With recent research highlighting that a third of LGBT travellers have had negative experiences because of their sexuality whilst abroad, it seems as though world travel can still be limited for the community. The attitudes, cultures and practises of some countries can, unfortunately, be less accommodating to LGBT travellers. However, with just 46% of the LGBT community researching destinations before travelling, it can be argued that this situation could significantly improve with increased awareness of problems that can arise.
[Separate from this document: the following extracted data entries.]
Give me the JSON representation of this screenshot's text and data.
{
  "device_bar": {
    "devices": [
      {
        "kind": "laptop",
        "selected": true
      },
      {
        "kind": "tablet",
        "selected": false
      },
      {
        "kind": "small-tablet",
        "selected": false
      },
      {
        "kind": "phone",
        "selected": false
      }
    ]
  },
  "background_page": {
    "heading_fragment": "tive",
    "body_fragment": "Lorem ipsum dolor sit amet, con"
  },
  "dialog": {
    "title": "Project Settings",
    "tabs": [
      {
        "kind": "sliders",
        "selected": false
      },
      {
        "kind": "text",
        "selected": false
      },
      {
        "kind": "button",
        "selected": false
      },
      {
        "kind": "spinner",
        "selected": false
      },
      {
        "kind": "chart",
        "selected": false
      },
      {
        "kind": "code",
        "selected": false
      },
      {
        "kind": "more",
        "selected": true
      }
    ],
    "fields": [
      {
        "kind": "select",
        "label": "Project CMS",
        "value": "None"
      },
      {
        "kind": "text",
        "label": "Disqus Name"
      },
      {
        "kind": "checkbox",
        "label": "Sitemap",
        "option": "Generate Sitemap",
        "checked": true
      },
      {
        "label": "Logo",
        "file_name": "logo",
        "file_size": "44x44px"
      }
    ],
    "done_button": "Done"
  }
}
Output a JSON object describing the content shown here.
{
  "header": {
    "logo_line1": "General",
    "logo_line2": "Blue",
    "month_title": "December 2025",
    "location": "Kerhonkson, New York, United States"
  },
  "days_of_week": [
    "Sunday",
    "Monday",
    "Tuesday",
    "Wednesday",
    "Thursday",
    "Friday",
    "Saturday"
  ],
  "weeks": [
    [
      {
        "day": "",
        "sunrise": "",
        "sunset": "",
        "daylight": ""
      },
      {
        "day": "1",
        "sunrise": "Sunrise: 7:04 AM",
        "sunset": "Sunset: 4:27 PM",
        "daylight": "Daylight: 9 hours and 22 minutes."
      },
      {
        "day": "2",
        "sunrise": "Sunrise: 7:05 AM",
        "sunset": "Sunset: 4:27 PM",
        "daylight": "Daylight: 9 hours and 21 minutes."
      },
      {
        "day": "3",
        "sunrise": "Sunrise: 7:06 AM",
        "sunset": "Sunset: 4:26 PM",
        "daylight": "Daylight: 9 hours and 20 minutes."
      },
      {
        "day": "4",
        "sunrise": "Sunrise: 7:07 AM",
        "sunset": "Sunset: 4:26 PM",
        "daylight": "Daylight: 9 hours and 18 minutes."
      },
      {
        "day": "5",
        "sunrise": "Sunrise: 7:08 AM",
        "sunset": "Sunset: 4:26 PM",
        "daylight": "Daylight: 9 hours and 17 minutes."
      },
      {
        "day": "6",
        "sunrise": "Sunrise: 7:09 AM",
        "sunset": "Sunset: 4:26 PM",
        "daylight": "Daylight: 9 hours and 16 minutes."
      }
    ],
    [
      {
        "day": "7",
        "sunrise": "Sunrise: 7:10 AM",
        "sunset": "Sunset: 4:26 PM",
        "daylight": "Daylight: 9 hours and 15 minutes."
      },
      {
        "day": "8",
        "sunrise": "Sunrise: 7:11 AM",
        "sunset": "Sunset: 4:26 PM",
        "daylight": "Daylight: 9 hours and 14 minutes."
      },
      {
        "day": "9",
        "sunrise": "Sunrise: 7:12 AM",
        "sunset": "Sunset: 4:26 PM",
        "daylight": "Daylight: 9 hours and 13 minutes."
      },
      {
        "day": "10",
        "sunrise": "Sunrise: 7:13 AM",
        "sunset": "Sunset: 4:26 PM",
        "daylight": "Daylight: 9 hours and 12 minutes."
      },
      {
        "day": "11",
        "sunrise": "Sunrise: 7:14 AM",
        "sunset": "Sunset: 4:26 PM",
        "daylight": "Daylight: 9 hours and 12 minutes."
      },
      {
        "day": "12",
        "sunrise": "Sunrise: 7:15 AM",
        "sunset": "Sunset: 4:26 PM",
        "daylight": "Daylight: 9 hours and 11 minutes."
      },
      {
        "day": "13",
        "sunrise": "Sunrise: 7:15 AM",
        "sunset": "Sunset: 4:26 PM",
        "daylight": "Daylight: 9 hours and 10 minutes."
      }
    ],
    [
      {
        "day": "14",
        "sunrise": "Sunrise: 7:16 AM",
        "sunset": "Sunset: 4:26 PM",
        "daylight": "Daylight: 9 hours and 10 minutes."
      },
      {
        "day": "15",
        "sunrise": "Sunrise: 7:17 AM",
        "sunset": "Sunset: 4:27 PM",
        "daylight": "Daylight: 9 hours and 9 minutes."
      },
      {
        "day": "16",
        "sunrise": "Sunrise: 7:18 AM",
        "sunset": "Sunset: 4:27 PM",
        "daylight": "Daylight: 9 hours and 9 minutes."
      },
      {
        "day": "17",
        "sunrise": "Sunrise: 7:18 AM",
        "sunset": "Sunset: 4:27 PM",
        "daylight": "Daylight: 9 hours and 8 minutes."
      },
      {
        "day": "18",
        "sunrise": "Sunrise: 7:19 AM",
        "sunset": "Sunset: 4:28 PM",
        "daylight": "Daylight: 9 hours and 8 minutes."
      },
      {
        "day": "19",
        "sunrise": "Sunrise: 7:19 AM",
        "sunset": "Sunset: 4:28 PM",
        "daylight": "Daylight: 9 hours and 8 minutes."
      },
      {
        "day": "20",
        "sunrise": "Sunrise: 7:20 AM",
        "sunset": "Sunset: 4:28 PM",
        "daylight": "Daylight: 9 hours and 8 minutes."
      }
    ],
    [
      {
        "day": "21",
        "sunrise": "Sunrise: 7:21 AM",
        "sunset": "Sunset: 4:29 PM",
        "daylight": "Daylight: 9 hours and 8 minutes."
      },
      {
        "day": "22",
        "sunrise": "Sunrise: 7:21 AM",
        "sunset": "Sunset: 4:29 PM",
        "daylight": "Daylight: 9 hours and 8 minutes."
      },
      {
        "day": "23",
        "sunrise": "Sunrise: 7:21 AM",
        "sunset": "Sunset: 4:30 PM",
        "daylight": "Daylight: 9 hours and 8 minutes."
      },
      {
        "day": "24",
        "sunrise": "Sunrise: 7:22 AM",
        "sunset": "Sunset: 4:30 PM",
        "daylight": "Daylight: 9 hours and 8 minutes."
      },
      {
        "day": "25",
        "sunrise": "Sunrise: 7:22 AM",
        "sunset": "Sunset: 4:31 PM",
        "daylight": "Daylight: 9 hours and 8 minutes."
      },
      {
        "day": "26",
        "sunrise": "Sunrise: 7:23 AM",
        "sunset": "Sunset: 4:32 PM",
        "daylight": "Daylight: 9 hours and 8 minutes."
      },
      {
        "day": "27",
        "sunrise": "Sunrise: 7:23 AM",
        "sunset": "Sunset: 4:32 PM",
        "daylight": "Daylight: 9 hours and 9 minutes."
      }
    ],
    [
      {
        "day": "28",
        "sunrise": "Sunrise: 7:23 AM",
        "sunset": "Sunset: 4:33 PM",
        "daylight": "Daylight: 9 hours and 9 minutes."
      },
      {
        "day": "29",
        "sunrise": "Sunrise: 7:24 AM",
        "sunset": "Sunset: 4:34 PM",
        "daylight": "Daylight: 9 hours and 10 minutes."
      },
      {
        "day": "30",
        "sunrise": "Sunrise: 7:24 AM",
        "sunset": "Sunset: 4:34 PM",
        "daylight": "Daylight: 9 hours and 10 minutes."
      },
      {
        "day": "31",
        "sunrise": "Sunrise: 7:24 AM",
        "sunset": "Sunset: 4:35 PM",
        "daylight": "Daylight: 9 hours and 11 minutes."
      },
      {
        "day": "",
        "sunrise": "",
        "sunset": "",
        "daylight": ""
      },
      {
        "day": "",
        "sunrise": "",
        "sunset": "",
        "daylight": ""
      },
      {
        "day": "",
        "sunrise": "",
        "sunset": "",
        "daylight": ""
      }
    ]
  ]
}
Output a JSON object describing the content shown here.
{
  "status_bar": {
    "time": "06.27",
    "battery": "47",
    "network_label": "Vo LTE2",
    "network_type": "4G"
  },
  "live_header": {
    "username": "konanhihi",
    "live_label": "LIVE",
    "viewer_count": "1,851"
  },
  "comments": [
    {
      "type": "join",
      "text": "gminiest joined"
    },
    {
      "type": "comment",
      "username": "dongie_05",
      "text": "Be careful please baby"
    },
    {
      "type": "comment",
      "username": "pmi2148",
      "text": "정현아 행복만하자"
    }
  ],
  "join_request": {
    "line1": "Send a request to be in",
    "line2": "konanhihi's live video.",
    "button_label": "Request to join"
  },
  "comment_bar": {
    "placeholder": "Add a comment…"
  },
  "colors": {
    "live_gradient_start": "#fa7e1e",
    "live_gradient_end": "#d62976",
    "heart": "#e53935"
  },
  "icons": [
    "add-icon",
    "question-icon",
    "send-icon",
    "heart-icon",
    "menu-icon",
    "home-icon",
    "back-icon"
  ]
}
Europe appears to have the most progressive attitudes towards the LGBT community. However, travel East and the Rainbow Europe map quickly turns yellow, then red. Putin’s introduction of new ‘anti-gay’ laws places Russia as the European nation with the least rights for the LGBT community and has even led to attacks on the community. The answer should not be for LGBT travellers to avoid Russia. However, awareness of, for example, the national ban on “propaganda of non-traditional sexual relations” is crucial information. Taking for granted simple behaviour that is widely accepted at home is, regrettably, one of the main reasons for misunderstandings that can result in hefty fines or even deportation.
Similar issues are also common in Africa; 38 African countries still criminalise homosexuality and there are life sentences for simply being part of the LGBT community. The recent arrest of British traveller, Ray Cole, in Morocco is a prime example of how tourists can fall victim to hostile attitudes towards sexuality. Mr Cole was approached on the street and imprisoned due to evidence on his phone of the ‘crime’ of homosexuality. While this arrest is both deplorable and would be illegal in the UK, it is of paramount importance that members of the LGBT community are fully aware of any specific laws around sexuality. For example, even if homosexual behaviour is carried out in a private place, any complaints made can lead to prosecution.
Parts of East Asia are also some of the most hostile places towards the LGBT community. Although Indonesia has legalised same-sex relationships, social prejudices are apparent; according to a survey 93% of Indonesians felt that homosexuals “should not be accepted”. Despite the law saying one thing, the national attitude is certainly saying another – the results show a high level of stigma attached to homosexuality. Again, sensitivity to local attitudes is crucial when abroad.
From being refused rooms in hotels to being caught in police entrapment campaigns via chat rooms, the risks for LGBT travellers are numerous. Being at risk can have drastic consequences and it must not be forgotten that many of these authorities see their actions as simply enforcing their own laws. Being aware of what can go wrong is essential, as attitudes are clearly very different across the world. The key message is that you are likely to have less problems if you take the time to research your destination, understand regional issues and become aware of local customs – in short, ‘Know Before You Go’.
The FCO Travel Advice website (www.gov.uk/knowbeforeyougo) has detailed and up-to-date information from around the world, including a dedicated page for LGBT travellers.
We may not be able to change attitudes to the LGBT community abroad at present, but we must be aware of them.